APOPO’s rat detection technology helps to fill the gap by acting as a “failsafe”. It does this by re-examining samples from patients with presumptive TB delivered from partner clinics in Tanzania and Mozambique, and returning the results within 24-hours in time for patients to receive on their return to clinic. Due to their unique speed and sensitivity, when combined with conventional tuberculosis diagnostics APOPO's TB Detection Rats (HeroRATs) have proven to increase detection rates of public and private clinics by about 40%. This means more TB-positive people are put on treatment before they can infect other people and prolong the vicious TB cycle, saving many more lives in the process.

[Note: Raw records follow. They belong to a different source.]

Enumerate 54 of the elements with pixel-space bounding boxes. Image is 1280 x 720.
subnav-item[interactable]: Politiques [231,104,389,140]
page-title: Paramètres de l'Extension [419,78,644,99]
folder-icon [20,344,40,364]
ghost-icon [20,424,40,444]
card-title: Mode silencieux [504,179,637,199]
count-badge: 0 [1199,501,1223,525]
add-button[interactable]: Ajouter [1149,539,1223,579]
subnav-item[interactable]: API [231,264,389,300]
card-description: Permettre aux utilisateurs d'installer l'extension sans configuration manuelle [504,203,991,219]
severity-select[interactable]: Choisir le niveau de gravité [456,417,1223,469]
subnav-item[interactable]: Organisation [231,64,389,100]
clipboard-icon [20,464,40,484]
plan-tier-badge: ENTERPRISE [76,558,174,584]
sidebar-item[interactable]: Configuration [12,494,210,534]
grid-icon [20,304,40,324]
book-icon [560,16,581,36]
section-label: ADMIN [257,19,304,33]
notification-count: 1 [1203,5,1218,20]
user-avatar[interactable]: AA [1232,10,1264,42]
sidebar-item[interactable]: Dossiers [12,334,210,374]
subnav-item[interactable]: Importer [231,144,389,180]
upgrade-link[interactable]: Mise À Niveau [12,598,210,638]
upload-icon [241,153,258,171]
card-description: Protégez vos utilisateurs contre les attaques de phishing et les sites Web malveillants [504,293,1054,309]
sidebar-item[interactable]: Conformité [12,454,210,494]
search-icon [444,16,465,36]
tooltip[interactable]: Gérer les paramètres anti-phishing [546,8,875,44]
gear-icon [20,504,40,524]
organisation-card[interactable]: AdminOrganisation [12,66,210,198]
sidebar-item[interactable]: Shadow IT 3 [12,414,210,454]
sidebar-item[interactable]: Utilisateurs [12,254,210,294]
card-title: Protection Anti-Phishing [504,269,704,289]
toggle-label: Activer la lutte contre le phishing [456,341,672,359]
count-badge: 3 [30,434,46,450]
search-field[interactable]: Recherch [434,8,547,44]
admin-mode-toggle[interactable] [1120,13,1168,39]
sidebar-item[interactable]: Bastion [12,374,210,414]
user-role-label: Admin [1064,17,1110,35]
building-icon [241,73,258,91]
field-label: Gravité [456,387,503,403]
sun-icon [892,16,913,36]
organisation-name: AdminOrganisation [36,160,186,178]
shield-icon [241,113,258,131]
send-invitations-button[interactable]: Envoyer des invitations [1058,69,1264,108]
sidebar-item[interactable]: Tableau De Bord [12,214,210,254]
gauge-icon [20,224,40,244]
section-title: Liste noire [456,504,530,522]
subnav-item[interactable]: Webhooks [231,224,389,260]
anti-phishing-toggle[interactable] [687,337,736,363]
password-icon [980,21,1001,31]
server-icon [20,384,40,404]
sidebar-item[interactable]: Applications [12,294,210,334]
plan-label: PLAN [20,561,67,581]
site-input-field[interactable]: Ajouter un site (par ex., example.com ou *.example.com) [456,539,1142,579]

The third WHO pledge is also significant to APOPO: Advance research and development of new tools to diagnose, treat, and prevent TB.
APOPO is building a strong research team, comprised of highly skilled researchers, students, doctoral and post-doctoral scholars. The team is conducting various behavioral studies at its R&D headquarters at Sokoine University of Agriculture, in Tanzania aimed at informing and optimizing detection rat training techniques through a better understanding of the rats' themselves, including how they learn about odors they smell in the world
The goal is to better understand of APOPO scent detection technology in order to improve accuracy and speed, and explore other applications that can address other prominent social issues.
Current TB related studies include investigation of target odour variables, length of rat indication time, effect of diet on performance. As well as this is a study into the volatile organic compounds that TB bacteria excrete and the rats detect, and a study in Tanzania, Mozambique and Ethiopia into the possibility of deploying the rats to test samples from prisoners, a known risk group for tuberculosis. In partnership with other non-profit and community based organizations APOPO pilots an innovative digital tool to improve treatment initiation and adherence rates among TB patients to link case detection to cure.
The outcomes of the Moscow conference are very encouraging to us, but there is still work to be done. Significantly the WHO also pledges to mobilize funding for TB response. Although we at APOPO believe that we can truly make a difference, funding is essential to our own positive outcomes. Therefore, we urge global stakeholders and donors to continue to support the battle against the world biggest killer by an infectious disease, and only then can we hope to eliminate it as a public health problem by 2030.